New projects and expansion were planned as economic growth was forecast to grow at a strong eight to nine per cent yearly. These numbers have been pared substantially, changing the financial dynamics of original investments. A number of companies took huge debt to create assets that would generate value over the next three to four years. As business fundamentals changed, cash flow slackened, though debt remained constant. “Promoters went overboard, economists went overboard in terms of the BRIC growth story and foreign investors lapped it up,” said Sonam Udasi, head of research at IDBI Capital.
The total debt of BSE 100 companies (excluding banks) has gone up 1.5 times since 2006-07. The total debt numbers was Rs 3,13,929 crore in the boom time year of 2006-07. It is now Rs 8,00,294 crore, finds the by BS Research Bureau (updated for the latest results declared by companies).
It’s not the big boys alone. Mid-cap companies, too, have stretched themselves. Data from CRISIL shows the average debt size of mid-cap companies has doubled since 2007. In the past two years, their interest payment cover declined by 55 basis points, indicating the pressure on the ability to service the debt. “Profits have come under pressure with increased interest costs and higher commodity prices,” said Subodh Rai, senior director, CRISIL Ratings.
Then & now
Jagannadham Thunuguntla, head of research at SMC Global Securities, terms these aggressive expansions “bull market blunders”.
“During the boom of 2006-07, many Indian corporations went on an overdrive and in an urgency of capturing growth, they went ahead and invested in different businesses. For this, many went ahead and took debt at high interest rates,” he said.
Bharat Banka, chief executive officer at Aditya Birla Capital Advisors, said some more investment decisions were made during 2009 and 2010. “Companies had planned disproportionate expansions as they thought the worst was behind them,” he said.
But why are companies deciding to sell off now? Lesser bullish promoters are going by the current prediction of slower growth in India, as well as the gloomy international environment. “The global context, too, is not favourable. No one thought this could happen to an emerging economy,” said Udasi.
As companies go through such re-assessment of their portfolio, Banka calls exiting a sensible strategy. “If one part of a body is injured and cannot be repaired, then you should go out and cut it off,” he said.
Equity markets, which tasted new highs during the boom time, have also been indifferent, leaving promoters with a huge gap in funding avenue. “Some companies had concrete plans to tap the market. Many were planning Initial Public Offers to raise more than $1 billion but they have not happened,” said Banka.

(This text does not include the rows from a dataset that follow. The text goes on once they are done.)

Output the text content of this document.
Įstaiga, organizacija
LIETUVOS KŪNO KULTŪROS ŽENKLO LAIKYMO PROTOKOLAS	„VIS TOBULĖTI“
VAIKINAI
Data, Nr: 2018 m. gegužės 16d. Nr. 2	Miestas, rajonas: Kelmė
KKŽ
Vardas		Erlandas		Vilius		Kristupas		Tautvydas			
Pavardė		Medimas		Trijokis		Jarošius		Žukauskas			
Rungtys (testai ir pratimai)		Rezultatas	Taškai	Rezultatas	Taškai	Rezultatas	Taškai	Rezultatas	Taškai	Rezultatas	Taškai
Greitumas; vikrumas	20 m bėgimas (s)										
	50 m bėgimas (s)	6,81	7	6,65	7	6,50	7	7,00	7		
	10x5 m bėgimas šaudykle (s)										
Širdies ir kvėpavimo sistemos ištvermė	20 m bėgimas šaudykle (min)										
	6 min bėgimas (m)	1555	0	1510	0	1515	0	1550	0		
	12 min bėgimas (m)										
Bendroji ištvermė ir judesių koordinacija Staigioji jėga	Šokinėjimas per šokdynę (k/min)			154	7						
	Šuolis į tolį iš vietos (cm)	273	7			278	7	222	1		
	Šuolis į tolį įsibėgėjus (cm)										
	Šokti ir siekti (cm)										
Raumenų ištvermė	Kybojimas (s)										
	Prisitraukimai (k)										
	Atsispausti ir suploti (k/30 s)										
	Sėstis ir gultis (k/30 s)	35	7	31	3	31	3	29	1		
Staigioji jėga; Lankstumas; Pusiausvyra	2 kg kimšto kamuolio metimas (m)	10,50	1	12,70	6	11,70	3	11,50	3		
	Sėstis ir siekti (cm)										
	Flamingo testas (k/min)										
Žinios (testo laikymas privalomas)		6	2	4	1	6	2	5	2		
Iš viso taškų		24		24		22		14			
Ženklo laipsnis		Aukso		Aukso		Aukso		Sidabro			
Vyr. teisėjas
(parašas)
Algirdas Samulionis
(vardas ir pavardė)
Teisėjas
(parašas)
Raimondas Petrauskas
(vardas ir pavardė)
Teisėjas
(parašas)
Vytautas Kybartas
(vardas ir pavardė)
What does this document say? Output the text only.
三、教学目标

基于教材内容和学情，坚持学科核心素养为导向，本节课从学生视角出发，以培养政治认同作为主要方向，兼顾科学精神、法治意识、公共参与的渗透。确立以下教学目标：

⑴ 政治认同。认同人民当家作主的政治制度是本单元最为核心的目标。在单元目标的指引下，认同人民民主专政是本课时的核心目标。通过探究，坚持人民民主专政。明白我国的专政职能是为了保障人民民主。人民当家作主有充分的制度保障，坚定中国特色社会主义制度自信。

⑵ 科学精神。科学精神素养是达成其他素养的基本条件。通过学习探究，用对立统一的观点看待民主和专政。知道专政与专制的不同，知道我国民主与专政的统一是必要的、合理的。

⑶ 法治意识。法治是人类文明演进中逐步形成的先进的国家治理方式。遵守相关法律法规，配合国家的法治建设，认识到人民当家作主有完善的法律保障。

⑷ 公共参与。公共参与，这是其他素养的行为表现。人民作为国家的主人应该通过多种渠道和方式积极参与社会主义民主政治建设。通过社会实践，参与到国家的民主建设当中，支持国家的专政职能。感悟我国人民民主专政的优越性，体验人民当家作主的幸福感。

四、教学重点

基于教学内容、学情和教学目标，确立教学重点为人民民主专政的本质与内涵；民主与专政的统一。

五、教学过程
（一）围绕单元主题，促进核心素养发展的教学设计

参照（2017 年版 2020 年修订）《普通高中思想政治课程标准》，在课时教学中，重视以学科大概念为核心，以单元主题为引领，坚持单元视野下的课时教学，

Among sectors, infrastructure and real estate are among the worst hit. GVK Power and Infrastructure is looking to induct a partner into its airports business, and for an investor in its Australian mine, Hancock Coal. Lanco Infratech is scouting for an investor in its power business and a buyer for its wind power assets.
“In general, most companies in the construction sector are more leveraged, as working capital cycles are getting longer and project executions are taking time,” said Banka. Delays on account of land acquisitions and government clearances have led to excess leverage.